Saturday, August 1, 2009

When Will Then Be Now?

What a day it's been.

I went to see my uncle, of whom I had questions to ask. Those had to do with family history, and why my father was always so enraged by everything around him. Why he seemed so unhappy, so desperate, so unfulfilled, so damnably morose all the time.

I was able to get some of those answers, and putting them together with what I have already discovered, I think I have a pretty complete picture of what went on and where I got the behaviours I so recently disposed of.

Mission accomplished. About this, I actually feel better.

What is driving me insane here is very simple: I want my wife back.

I know the only way to deal with this situation is to go through it. I know that our paths will converge again. I know that she & I aren't yet finished. And I know that she has her own stuff to resolve.

I also know that this will take time.

It's just that I am so tired and fed up. I hate feeling this way. I miss her so much, it's a physical pain that sometimes subsides to a dull ache but usually is a sharp agony, always fresh and in high-definition.
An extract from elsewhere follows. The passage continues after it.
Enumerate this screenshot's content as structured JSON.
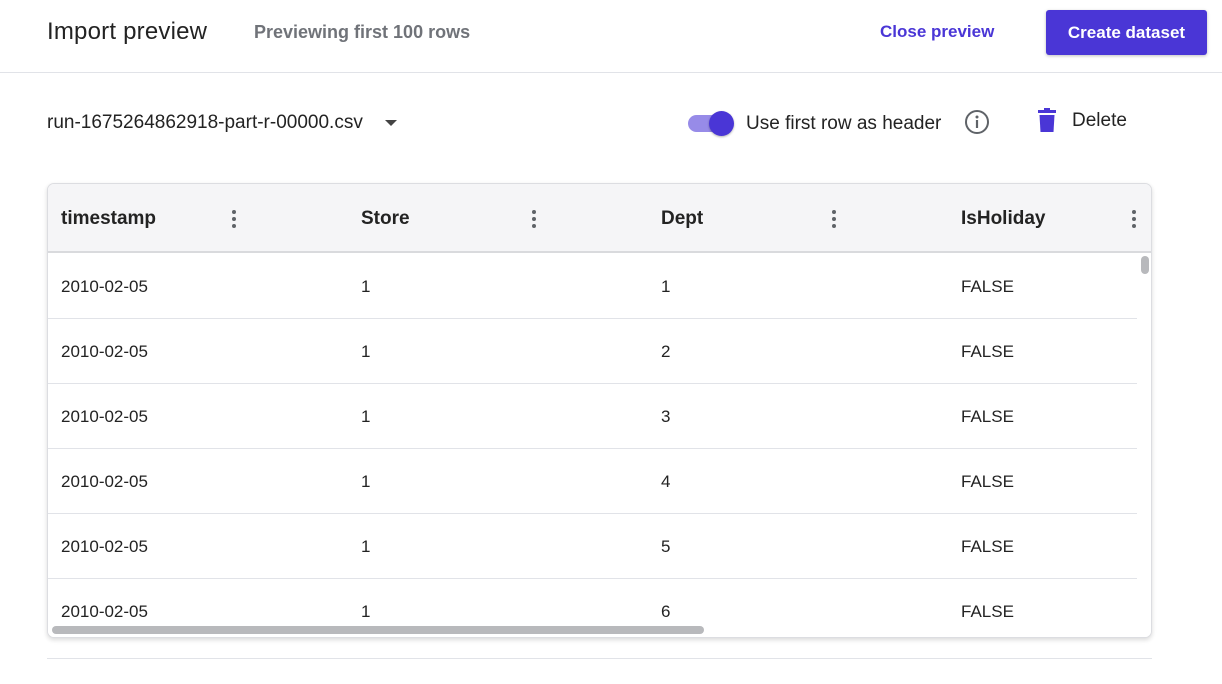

I am trying to keep busy, doing things around the house that she & I had already decided we would do. I look forward to the day when she returns here, to live again. I remind myself to keep the faith, to trust her, to believe in the love we share and the things that bound us in the first place, which have not changed.

I try so hard to keep it together. But it doesn't always work, and so here I am, alone, aching inside like I have been recently stabbed, missing her terribly, and forcing myself to not worry, to not panic.

With all that I am, I hope she can find her way back home.